- Born: 19 August 1919 Glasgow
- Died: 12 July 2001 (aged 81)
- Occupation: Engineer

= Mary Irvine (engineer) =

British engineer (1919–2001)

Mary Thompson Irvine (later Lindsay), (19 August 1919 - 12 July 2001) was a British engineer. In 1947, she was the first woman to be elected a chartered member of the Institution of Structural Engineers.

== Early life and education ==

Mary Thompson Irvine was born in Glasgow on 19 August 1919, to Annie (née Clark Anderson) and William Scott Blackwood Irvine. She had on older sister Jessie. William Irvine trained as a draftsman and mechanical engineering apprentice, and the family lived close to the St Rollox Railway Works in Glasgow. It was an industrial, working class, area at the time, and is now the site of Buchanan Street Bus Station.

In 1921, the family moved to Leeds in Yorkshire and Mary was aged 2 when the family settled in the village of Gildersome. This village was home to the works of Robert Hudson Ltd which was founded in the 19th Century and which, by the 1920s, had grown to an international supplier of light railway rolling stock and tipper trucks. The Gildersome works covered a 38-acre site and was a huge local employer. There is no firm evidence that William worked for Hudson, but his employment listing for the 1939 England and Wales Register makes very unlikely that he was working elsewhere: "chief technical engineer light railway rolling stock". Mary Irvine, age 20, was working as a "Junior Draftsman" in the same census.

By 1939, Mary's mother had died and she was living with her father and sister in the comfortable Leeds suburb of Moortown, where they had bought a middle class family home. Initially, Irvine began training as an architect but switched to structural engineering after being inspired by a visit to a steelworks. She studied evening courses at Bradford Technical College and then completed her final studies at the Royal Technical College in Glasgow (now the University of Strathclyde) where her father had also studied.
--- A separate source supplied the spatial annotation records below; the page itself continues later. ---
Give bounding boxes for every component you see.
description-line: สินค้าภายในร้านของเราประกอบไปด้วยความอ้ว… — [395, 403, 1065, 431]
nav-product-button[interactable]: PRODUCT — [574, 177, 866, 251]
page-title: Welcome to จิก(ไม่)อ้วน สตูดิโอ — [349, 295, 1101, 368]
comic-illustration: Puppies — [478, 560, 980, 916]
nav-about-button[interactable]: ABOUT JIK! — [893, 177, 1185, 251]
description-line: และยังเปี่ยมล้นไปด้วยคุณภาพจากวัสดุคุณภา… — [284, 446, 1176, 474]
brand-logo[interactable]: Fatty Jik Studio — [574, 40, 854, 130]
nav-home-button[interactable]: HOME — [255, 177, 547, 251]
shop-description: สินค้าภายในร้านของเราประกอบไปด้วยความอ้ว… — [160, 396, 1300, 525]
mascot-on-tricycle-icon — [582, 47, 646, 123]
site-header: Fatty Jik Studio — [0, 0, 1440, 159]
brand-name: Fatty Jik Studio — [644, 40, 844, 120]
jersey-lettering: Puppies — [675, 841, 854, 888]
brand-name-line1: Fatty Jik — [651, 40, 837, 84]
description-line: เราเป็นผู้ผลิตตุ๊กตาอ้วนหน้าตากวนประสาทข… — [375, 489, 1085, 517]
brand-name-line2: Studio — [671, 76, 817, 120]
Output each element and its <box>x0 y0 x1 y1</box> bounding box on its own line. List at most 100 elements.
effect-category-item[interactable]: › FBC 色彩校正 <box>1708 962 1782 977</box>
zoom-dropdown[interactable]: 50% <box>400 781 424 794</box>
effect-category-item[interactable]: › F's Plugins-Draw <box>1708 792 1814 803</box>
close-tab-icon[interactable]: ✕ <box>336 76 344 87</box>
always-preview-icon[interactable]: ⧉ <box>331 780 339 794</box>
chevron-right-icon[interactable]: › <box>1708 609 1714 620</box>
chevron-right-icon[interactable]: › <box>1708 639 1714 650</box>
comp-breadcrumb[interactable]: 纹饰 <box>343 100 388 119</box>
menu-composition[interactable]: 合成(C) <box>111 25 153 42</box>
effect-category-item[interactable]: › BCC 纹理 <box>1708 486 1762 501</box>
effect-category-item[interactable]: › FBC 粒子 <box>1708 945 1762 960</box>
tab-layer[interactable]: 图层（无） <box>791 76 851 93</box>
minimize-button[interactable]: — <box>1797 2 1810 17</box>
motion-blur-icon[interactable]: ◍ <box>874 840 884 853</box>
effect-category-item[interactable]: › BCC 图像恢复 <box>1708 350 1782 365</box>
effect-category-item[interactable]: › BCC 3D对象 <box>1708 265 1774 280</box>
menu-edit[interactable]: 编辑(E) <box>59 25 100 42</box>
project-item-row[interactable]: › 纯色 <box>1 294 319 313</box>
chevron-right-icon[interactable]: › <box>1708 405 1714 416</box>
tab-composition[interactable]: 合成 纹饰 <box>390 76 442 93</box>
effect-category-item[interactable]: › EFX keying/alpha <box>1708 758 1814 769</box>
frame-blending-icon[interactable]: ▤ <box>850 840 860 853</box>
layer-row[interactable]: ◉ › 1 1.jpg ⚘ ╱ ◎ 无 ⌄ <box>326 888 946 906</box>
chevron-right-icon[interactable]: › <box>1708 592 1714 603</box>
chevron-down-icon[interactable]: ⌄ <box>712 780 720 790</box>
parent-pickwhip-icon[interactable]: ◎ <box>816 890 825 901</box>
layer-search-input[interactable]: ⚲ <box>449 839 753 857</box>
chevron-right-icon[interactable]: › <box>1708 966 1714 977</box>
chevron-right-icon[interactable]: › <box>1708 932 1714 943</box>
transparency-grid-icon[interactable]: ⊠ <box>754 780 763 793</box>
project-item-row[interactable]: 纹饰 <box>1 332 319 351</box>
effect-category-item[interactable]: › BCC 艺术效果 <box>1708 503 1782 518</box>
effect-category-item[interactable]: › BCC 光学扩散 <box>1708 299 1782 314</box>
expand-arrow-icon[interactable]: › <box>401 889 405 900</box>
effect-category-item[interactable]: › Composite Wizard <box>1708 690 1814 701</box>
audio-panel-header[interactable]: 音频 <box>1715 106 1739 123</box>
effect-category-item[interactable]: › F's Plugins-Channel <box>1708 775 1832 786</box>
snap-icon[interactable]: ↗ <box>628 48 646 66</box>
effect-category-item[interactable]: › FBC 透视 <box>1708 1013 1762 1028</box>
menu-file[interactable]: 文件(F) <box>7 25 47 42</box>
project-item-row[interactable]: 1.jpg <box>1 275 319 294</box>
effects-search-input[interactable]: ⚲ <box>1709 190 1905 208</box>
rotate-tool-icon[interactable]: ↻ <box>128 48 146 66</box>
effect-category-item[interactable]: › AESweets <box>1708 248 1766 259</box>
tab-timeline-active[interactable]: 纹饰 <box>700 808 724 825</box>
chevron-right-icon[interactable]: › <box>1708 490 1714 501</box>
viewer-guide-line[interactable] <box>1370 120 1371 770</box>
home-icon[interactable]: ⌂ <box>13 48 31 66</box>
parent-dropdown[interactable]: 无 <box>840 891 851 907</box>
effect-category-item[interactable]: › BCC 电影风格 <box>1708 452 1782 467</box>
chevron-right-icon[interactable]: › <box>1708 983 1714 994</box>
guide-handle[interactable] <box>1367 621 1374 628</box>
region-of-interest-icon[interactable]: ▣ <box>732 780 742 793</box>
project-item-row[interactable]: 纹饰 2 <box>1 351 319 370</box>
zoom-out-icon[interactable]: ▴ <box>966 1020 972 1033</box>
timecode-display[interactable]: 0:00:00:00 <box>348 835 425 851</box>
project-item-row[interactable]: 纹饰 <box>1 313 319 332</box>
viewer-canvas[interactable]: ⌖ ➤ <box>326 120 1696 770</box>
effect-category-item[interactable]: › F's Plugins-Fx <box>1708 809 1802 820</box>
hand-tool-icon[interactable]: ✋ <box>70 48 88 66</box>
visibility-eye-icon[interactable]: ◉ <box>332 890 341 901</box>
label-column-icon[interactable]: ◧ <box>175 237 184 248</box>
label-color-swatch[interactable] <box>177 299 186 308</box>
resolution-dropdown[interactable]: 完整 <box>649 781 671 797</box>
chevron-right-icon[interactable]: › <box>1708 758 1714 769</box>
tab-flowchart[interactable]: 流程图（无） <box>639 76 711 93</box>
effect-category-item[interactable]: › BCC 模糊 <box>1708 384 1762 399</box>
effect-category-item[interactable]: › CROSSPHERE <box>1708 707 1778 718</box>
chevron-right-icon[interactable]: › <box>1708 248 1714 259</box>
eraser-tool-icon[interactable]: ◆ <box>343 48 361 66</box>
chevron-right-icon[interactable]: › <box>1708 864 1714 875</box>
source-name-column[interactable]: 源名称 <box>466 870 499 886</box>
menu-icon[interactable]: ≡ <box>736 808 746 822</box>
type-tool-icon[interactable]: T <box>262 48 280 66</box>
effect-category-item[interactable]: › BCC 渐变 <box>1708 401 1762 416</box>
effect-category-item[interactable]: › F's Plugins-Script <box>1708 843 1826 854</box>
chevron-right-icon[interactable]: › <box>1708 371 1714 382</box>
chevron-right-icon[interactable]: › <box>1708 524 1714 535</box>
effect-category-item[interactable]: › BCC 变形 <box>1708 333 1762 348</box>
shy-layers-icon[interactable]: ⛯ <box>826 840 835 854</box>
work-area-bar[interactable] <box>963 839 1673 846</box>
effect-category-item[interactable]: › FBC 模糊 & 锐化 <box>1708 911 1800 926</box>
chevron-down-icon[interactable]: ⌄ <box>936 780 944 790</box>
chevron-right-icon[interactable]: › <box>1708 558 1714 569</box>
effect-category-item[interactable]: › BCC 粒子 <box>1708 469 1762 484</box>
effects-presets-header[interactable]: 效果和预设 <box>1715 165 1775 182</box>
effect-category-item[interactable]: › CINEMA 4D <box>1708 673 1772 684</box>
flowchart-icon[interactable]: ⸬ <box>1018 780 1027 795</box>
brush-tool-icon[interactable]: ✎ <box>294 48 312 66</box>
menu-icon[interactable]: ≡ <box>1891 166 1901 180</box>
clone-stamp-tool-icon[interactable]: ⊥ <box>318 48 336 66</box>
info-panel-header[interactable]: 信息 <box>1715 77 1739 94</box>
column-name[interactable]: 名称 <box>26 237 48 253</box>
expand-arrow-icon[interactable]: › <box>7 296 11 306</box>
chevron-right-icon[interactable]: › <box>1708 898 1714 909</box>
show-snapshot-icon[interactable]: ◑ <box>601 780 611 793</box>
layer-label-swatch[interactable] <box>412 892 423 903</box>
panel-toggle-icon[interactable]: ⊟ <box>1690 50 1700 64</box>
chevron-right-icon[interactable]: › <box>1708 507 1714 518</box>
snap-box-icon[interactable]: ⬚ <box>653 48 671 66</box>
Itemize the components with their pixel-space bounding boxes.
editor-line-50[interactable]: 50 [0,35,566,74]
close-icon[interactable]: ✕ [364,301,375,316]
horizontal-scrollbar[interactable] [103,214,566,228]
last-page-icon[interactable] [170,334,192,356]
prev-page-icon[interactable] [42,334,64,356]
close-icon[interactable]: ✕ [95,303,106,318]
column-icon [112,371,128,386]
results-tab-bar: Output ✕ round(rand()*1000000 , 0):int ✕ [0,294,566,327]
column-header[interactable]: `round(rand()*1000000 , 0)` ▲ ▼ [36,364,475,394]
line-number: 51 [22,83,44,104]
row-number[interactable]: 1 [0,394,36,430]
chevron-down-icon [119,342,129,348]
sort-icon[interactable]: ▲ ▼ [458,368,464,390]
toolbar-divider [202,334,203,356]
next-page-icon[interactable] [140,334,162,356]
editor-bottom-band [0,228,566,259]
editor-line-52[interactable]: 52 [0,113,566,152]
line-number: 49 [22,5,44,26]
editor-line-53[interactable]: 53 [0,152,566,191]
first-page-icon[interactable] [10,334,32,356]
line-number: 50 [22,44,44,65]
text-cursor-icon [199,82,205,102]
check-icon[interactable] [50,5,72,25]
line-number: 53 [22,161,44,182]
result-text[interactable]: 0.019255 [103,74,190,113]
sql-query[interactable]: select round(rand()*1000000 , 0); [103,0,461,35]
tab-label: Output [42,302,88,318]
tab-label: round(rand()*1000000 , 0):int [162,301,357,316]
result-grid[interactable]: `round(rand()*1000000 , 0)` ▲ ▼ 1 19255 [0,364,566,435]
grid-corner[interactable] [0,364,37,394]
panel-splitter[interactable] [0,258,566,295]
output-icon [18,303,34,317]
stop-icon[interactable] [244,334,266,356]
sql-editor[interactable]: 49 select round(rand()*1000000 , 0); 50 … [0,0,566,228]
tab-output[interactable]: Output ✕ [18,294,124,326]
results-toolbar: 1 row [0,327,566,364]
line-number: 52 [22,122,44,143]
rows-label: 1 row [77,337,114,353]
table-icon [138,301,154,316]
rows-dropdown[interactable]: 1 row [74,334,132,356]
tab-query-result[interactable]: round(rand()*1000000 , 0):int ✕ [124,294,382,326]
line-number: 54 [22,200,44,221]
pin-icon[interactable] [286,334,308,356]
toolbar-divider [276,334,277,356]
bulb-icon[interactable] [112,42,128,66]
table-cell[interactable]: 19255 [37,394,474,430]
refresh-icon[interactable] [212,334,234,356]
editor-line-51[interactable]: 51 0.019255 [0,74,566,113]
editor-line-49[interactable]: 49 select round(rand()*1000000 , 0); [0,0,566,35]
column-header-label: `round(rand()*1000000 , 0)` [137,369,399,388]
Irvine took two evening classes in Structures and Structural Design at the Royal Technical College. She was an exceptional student and gained very high grades. Very soon after completing her studies in Glasgow, in July 1947 she sat the exam to become a chartered engineer with the IStructE. At that time it was a two day exam and, of the 171 who sat the test, only 65 passed.

== Career ==
Irvine's long career led her to work in the UK, Southern Rhodesia (now Zimbabwe) and South Africa, from the 1930s to 1985, with a specialism in structural steelwork for commercial and industrial buildings.

In 1947 Mary Irvine became the first woman to be elected a Chartered Member of Institution of Structural Engineers. (The first woman member elected as an Associate Member was Florence Mary Taylor in 1926 and it took until 1954 for Marjem Chatterton to be the first woman elected as a Fellow).

A particularly notable project was her work on the Castle Peak B Power Station in Hong Kong (1982) where she wrote analysis software for the design of plate girders and design checks on coal bunkers for Walkers Pressures. The client for Castle Peak B was Babcock Power with Cleveland Bridge & Engineering Company of Darlington as steelwork contractor. There were several boiler houses, the total weight of each was approximately 9000 tonnes.

During her career she worked for the London County Council, Taylor Woodrow, Southern Rhodesia Railways and Bradshaw Buckton & Tonge of Leeds, establishing a Dundee office for the latter in 1979.

== Personal life ==
In 1953, her engagement was announced to Tom Lindsay, who worked for the South Rhodesian Post Office, the couple having met at the London Highland Club. They married on 11 June 1955 in The Rhul on Sauchiehall Street in Glasgow and after a honeymoon in Europe, initially settled in Bulawayo.